AI Computing, um die Leistung mehrerer NYCs bis 2026 zu verbrauchen, sagt Gründer
Nvidia und Partner erweitern weltweit KI-Rechenzentren
Nvidia hat zusammen mit seinen Partnern und Kunden aktiv die Größe von Rechenanlagen weltweit erweitert, um den hohen Rechenbedarf für das Training massiver künstlicher Intelligenz (KI)-Modelle wie GPT-4 zu decken. Diese Erweiterung wird noch entscheidender, da weitere KI-Modelle in die Produktion eingeführt werden, so Thomas Graham, Mitbegründer des optischen Rechen-Startups Lightmatter. In einem kürzlichen Interview in New York mit Mandeep Singh, einem leitenden Technologieanalysten von Bloomberg Intelligence, betonte Graham den wachsenden Bedarf an Rechenressourcen.
"Die Nachfrage nach mehr Rechenleistung dreht sich nicht nur um Skalierungsgesetze; es geht auch darum, diese KI-Modelle jetzt einzusetzen," erklärte Graham. Singh fragte nach der Zukunft großer Sprachmodelle (LLMs) wie GPT-4 und ob diese weiter an Größe zunehmen würden. Daraufhin lenkte Graham den Fokus auf die praktische Anwendung von KI und betonte die Bedeutung der Inferenz, also der Einsatzphase, die erhebliche Rechenleistung erfordert.

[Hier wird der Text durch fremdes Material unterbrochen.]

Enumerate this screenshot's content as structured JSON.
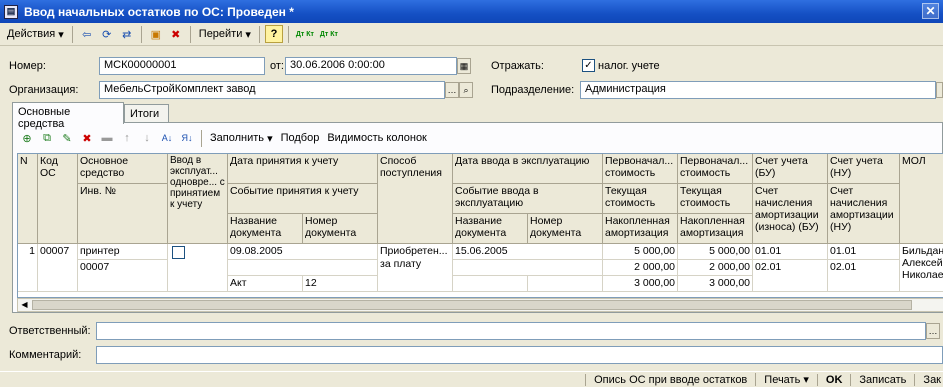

"Wenn man das Training als Forschung und Entwicklung betrachtet, ist die Inferenz im Wesentlichen der Einsatz. Beim Einsatz benötigt man große Rechner, um die Modelle auszuführen," sagte Graham während der Konferenz "Gen AI: Kann es das Produktivitätsversprechen einlösen?" von Bloomberg Intelligence.

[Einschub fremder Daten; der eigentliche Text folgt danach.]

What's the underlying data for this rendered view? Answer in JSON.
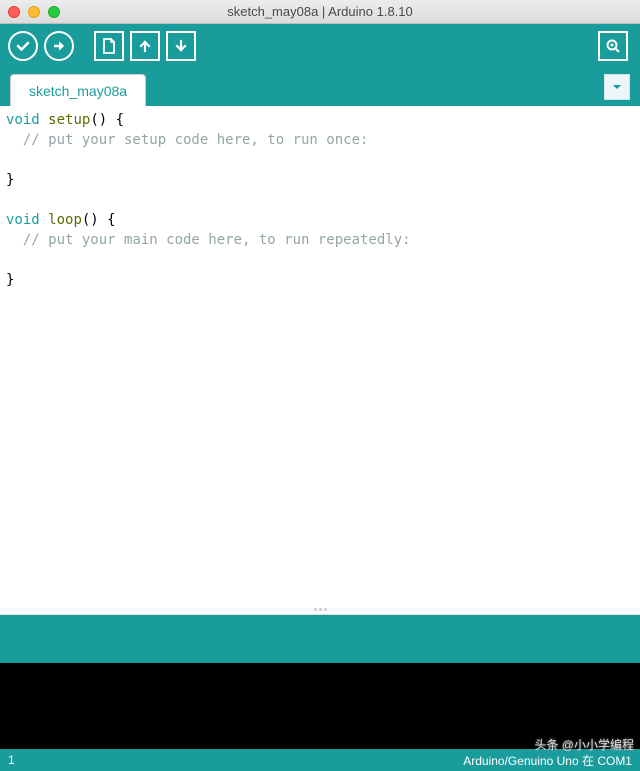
{
  "window": {
    "title": "sketch_may08a | Arduino 1.8.10"
  },
  "tabs": {
    "active": "sketch_may08a"
  },
  "code": {
    "lines": [
      {
        "segments": [
          {
            "t": "void",
            "c": "kw"
          },
          {
            "t": " "
          },
          {
            "t": "setup",
            "c": "fn"
          },
          {
            "t": "() {"
          }
        ]
      },
      {
        "segments": [
          {
            "t": "  // put your setup code here, to run once:",
            "c": "cm"
          }
        ]
      },
      {
        "segments": [
          {
            "t": " "
          }
        ]
      },
      {
        "segments": [
          {
            "t": "}"
          }
        ]
      },
      {
        "segments": [
          {
            "t": " "
          }
        ]
      },
      {
        "segments": [
          {
            "t": "void",
            "c": "kw"
          },
          {
            "t": " "
          },
          {
            "t": "loop",
            "c": "fn"
          },
          {
            "t": "() {"
          }
        ]
      },
      {
        "segments": [
          {
            "t": "  // put your main code here, to run repeatedly:",
            "c": "cm"
          }
        ]
      },
      {
        "segments": [
          {
            "t": " "
          }
        ]
      },
      {
        "segments": [
          {
            "t": "}"
          }
        ]
      }
    ]
  },
  "footer": {
    "line": "1",
    "board": "Arduino/Genuino Uno 在 COM1"
  },
  "watermark": "头条 @小小学编程"
}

Grahams Perspektive deckt sich mit der von Nvidia-CEO Jensen Huang, der gegenüber der Wall Street betonte, dass die Weiterentwicklung "agentischer" KI-Formen nicht nur ausgefeilteres Training, sondern auch deutlich verbesserte Inferenzfähigkeiten erfordert, was zu einem exponentiellen Anstieg des Rechenbedarfs führt.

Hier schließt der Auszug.